Stasera avevo voglia di vino, di vino rosso. E' strano perché ultimamente bevo principalmente birra.
La birra pizzica la bocca e riempie la pancia, non fa altro e ti lascia tale e quale a come ti ha trovato, nessun pensiero che va via nessun pensiero nuovo che arriva.
Ti leva la sete e la polvere dalla gola se è abbastanza fredda, poi raccoglie le sue cose e leva il disturbo prima che tu ti sia svegliato.
Stasera no, volevo proprio del vino.
Dalle mie parti il vino si produce e se ne produce di buono, la zona è più famosa per i bianchi, ma i rossi sono i miei preferiti.
Dalle mie parti del vino si dice che faccia sangue.
Dalle mie parti, uno Scrittore, che più passa il tempo e più mi ci affeziono come se fosse uno di famiglia scrive: "Per il sangue che hai perso, il vino pareggia".

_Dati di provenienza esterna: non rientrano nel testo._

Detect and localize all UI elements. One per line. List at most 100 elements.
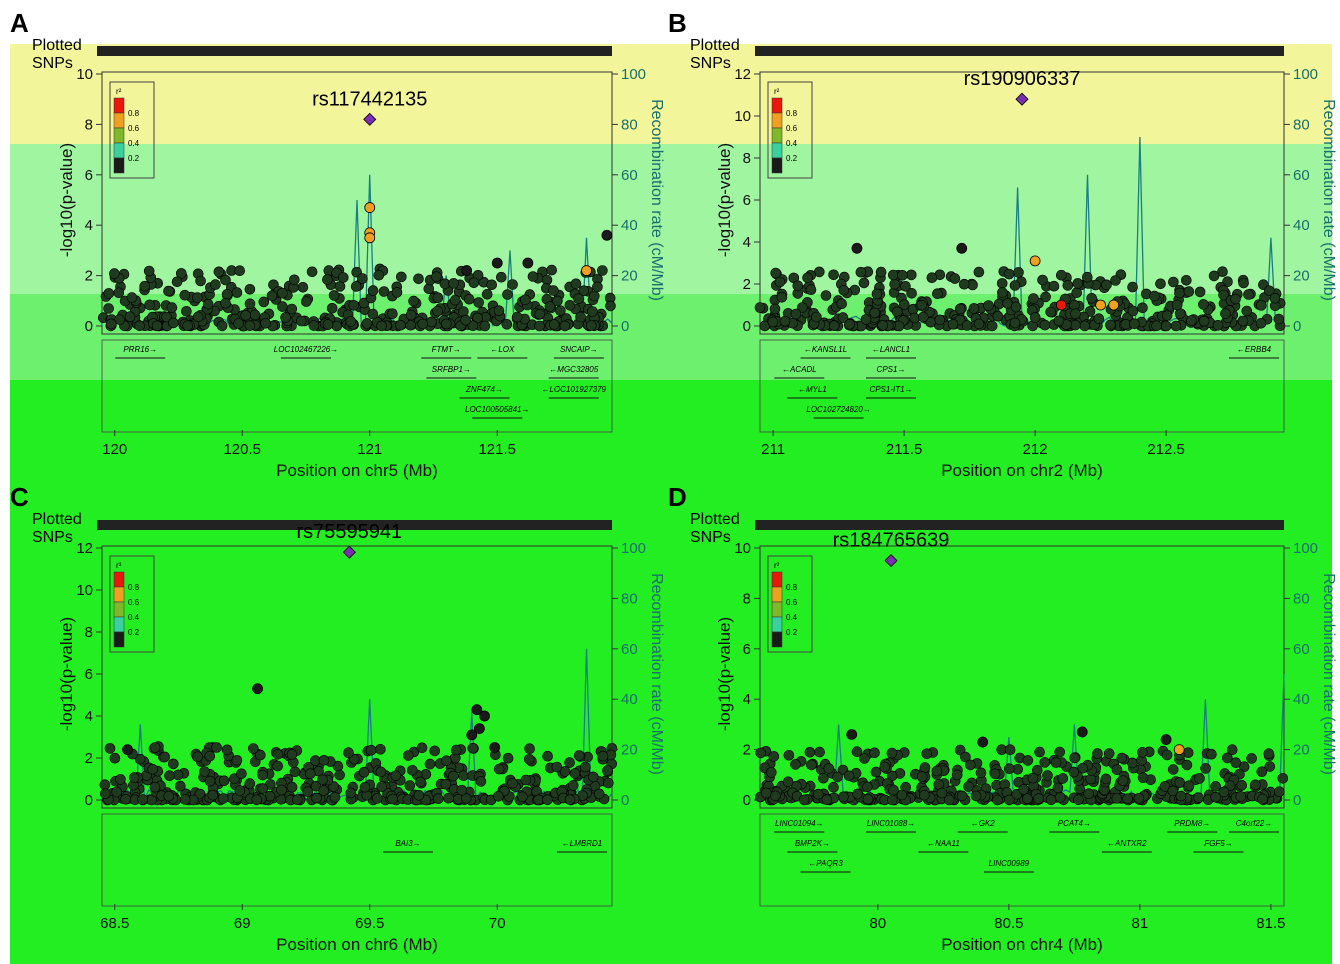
snp-point [501, 318, 513, 330]
panel-letter: B [668, 8, 687, 38]
snp-point [1034, 746, 1045, 758]
rec-tick-label: 40 [621, 217, 638, 234]
snp-point [1264, 761, 1276, 772]
snp-point [280, 312, 291, 323]
snp-point [1072, 278, 1084, 289]
snp-point [875, 266, 887, 278]
gene-label: ←LMBRD1 [562, 839, 602, 848]
snp-point [450, 744, 462, 756]
snp-point [997, 287, 1008, 298]
snp-point [240, 309, 251, 321]
snp-point [395, 271, 407, 283]
x-tick-label: 121 [357, 441, 382, 458]
snp-point [493, 790, 504, 802]
r2-legend-level: 0.8 [128, 583, 140, 592]
snp-point [828, 320, 840, 332]
snp-point [359, 781, 371, 793]
snp-point [258, 296, 270, 308]
snp-point [958, 278, 970, 290]
snp-point [404, 780, 416, 791]
y-tick-label: 6 [743, 192, 751, 209]
snp-point [99, 779, 111, 791]
snp-point [517, 791, 528, 803]
gene-label: ←LOX [490, 345, 515, 354]
r2-legend-level: 0.4 [786, 613, 798, 622]
gene-label: ←PAQR3 [808, 859, 843, 868]
plotted-snps-label: Plotted [32, 37, 82, 54]
r2-legend-swatch [771, 616, 783, 633]
snp-point [317, 774, 328, 786]
r2-legend-level: 0.2 [786, 628, 798, 637]
snp-point [1079, 320, 1091, 332]
snp-point [1230, 293, 1241, 305]
snp-point [288, 274, 300, 286]
snp-point [1092, 748, 1103, 759]
rec-tick-label: 40 [621, 691, 638, 708]
snp-point [449, 294, 461, 306]
snp-point [886, 770, 898, 782]
snp-point [823, 763, 835, 774]
snp-point [1111, 793, 1123, 804]
x-tick-label: 211.5 [886, 441, 922, 458]
snp-point [1180, 274, 1192, 286]
snp-point [989, 768, 1001, 780]
y-tick-label: 0 [85, 792, 93, 809]
snp-point [918, 311, 929, 323]
x-tick-label: 69.5 [355, 915, 384, 932]
snp-point [106, 318, 117, 330]
y-tick-label: 8 [743, 590, 751, 607]
snp-point [1218, 289, 1229, 301]
gene-label: PRDM8→ [1174, 819, 1210, 828]
snp-point [992, 794, 1003, 806]
snp-point [1137, 302, 1148, 314]
snp-point [334, 769, 345, 781]
snp-point [821, 794, 833, 806]
rec-tick-label: 20 [1293, 268, 1310, 285]
rec-tick-label: 100 [1293, 540, 1318, 557]
snp-point [202, 298, 214, 310]
snp-point [365, 744, 377, 756]
gene-label: LINC00989 [989, 859, 1030, 868]
rec-tick-label: 0 [1293, 792, 1301, 809]
snp-point [986, 320, 998, 332]
snp-point [322, 274, 333, 285]
snp-point [559, 320, 571, 332]
snp-point [774, 276, 786, 288]
snp-point [934, 314, 946, 326]
snp-point [879, 761, 890, 773]
snp-point [395, 319, 406, 331]
rec-tick-label: 80 [1293, 116, 1310, 133]
snp-point [375, 743, 386, 755]
snp-background-cloud [98, 263, 616, 332]
rec-tick-label: 20 [1293, 742, 1310, 759]
r2-legend: r² 0.8 0.6 0.4 0.2 [109, 81, 155, 179]
r2-legend-level: 0.8 [128, 109, 140, 118]
snp-point [806, 759, 817, 771]
gene-label: PCAT4→ [1058, 819, 1091, 828]
snp-point [1101, 279, 1112, 291]
r2-legend-level: 0.4 [128, 613, 140, 622]
snp-point [348, 299, 360, 311]
snp-density-rug [755, 46, 1284, 56]
r2-legend-swatch [113, 586, 125, 603]
rec-tick-label: 40 [1293, 217, 1310, 234]
x-tick-label: 69 [234, 915, 251, 932]
snp-point [1277, 772, 1289, 784]
snp-point [1029, 312, 1041, 323]
y-axis-label: -log10(p-value) [57, 143, 76, 257]
snp-point [234, 785, 246, 796]
snp-density-rug [97, 520, 612, 530]
rec-tick-label: 0 [621, 792, 629, 809]
snp-point [1022, 755, 1034, 766]
snp-point [502, 289, 513, 300]
snp-point [869, 307, 880, 319]
snp-point [218, 775, 230, 787]
snp-point [331, 320, 343, 332]
snp-point [843, 770, 855, 782]
snp-point [1193, 792, 1205, 804]
snp-point [211, 742, 222, 753]
snp-point [1183, 780, 1195, 792]
y-tick-label: 10 [76, 66, 93, 83]
snp-point [1210, 791, 1222, 803]
snp-point [408, 295, 419, 307]
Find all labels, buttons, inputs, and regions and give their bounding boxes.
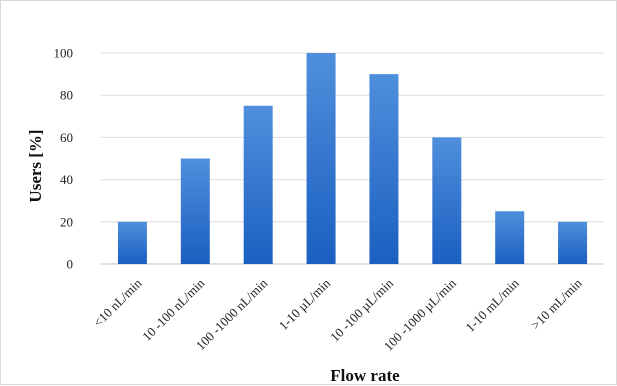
x-tick-label: <10 nL/min [90, 275, 145, 330]
y-tick-labels: 0 20 40 60 80 100 [54, 46, 74, 272]
x-tick-label: 1-10 mL/min [462, 275, 522, 335]
bar [495, 211, 524, 264]
x-axis-title: Flow rate [330, 366, 400, 385]
y-axis-title: Users [%] [26, 129, 45, 202]
y-tick-label: 0 [67, 257, 74, 272]
bar [118, 222, 147, 264]
x-tick-label: >10 mL/min [528, 275, 585, 332]
bar [307, 53, 336, 264]
x-tick-label: 10 -100 nL/min [139, 275, 208, 344]
gridlines [101, 53, 604, 264]
y-tick-label: 80 [60, 88, 73, 103]
bar [558, 222, 587, 264]
y-tick-label: 20 [60, 214, 73, 229]
y-tick-label: 40 [60, 172, 73, 187]
bar [181, 159, 210, 265]
y-tick-label: 60 [60, 130, 73, 145]
bar [244, 106, 273, 264]
x-tick-label: 10 -100 µL/min [327, 275, 396, 344]
x-tick-label: 1-10 µL/min [276, 275, 334, 333]
y-tick-label: 100 [54, 46, 74, 61]
bars [118, 53, 587, 264]
bar [369, 74, 398, 264]
bar [432, 137, 461, 264]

Il vino manco ci passa per lo stomaco, punta dritto al cuore.
Diventa sangue, percorre le vene e le riscalda, accende la punta delle dita, arriva alla testa e la bagna come un'onda che accarezza la riva e gioca coi nostri detriti. Ogni tanto ci deposita un nuovo pensiero ed ogni tanto ne porta a largo uno vecchio.
Il sangue rischiamo di perdercelo in qualsiasi momento, per qualsiasi sciocchezza, qualsiasi addio, qualsiasi nuovo taglio e qualsiasi vecchia ferita maltrattata, oppure rischiamo di tenercelo tutto dentro, ma freddo come acqua in frigo, senza calore, senza ritmo, senza vita.
Her beaty and the moonlight overthrew you... o forse era solo il vino a riscaldarmi il sangue?